Message par Demi-Lune »

Jean René a écrit :Comment s'intéresser en effet au sort de personnages de fiction dans la fiction, quand bien même Tony serait le double supposé de Edward (qu'on ne connait pas encore à ce moment).
- SPOILERS -

Là, je ne sais pas quoi rétorquer, j'avoue... Perso, je me suis intéressé aux personnages de fiction dans la fiction parce que le film entretient un malaise et aussi une forme d'ambiguïté sur le fait que ce soit quand même "réel", comme une expérience traumatique refoulée qu'on aurait habillée, maquillée par la littérature. J'ai ainsi cru un bon moment que ce manuscrit était adressé et dédié à Susan pour lui faire rappeler un viol qu'elle avait enfoui au plus profond. J'ai d'ailleurs cru que c'était le sens cinéphile du jump-scare (qui a fait sursauter toute la salle) très Twin Peaks: fire walk with me où cette figure maléfique de l'assassin-violeur surgit de l'inconscient de Susan lorsque son assistante lui montre son bébé en train de dormir dans le noir. Pourquoi serait-elle hantée par cette figure, si ce n'est parce qu'elle aurait été victime elle-même? Alors qu'en réalité, Susan le visualise précisément à ce moment parce que ça lui inspire son sentiment de culpabilité par rapport au fait qu'elle a "tué" son propre bébé.
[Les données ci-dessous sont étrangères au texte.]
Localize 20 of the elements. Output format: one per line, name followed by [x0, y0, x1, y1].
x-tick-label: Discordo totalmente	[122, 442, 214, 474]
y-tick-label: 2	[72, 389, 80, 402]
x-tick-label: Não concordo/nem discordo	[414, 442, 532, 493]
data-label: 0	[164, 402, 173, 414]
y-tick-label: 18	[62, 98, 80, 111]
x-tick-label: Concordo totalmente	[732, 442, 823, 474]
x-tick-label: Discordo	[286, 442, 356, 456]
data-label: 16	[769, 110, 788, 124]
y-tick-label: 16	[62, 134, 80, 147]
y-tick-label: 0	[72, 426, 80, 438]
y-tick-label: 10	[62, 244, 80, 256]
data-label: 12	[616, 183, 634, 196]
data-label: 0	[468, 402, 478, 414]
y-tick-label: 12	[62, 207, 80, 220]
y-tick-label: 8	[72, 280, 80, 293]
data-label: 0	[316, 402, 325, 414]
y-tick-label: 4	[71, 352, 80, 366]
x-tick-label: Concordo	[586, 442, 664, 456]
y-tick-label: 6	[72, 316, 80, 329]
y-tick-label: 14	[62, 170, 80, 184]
Pour en revenir à la relation Tony/Edward, en fait, c'est très bizarre mais lorsque Edward (jeune, donc) nous est présenté dans le film, je n'ai pas immédiatement tilté sur le fait que c'était un flash-back. Amy Adams avait l'air différente et j'ai cru de façon indistincte et spontanée (à cause du montage) que cette rencontre dans la rue était tout aussi fictive que le roman Nocturnal animals, et que Susan, donc, plaquait sur ce type les traits qu'elle s'était imaginés pour le héros du roman, par fantasme, de la même façon qu'elle personnalise l'intrigue de thriller vis-à-vis des deux femmes (rousses et bourgeoises comme elle).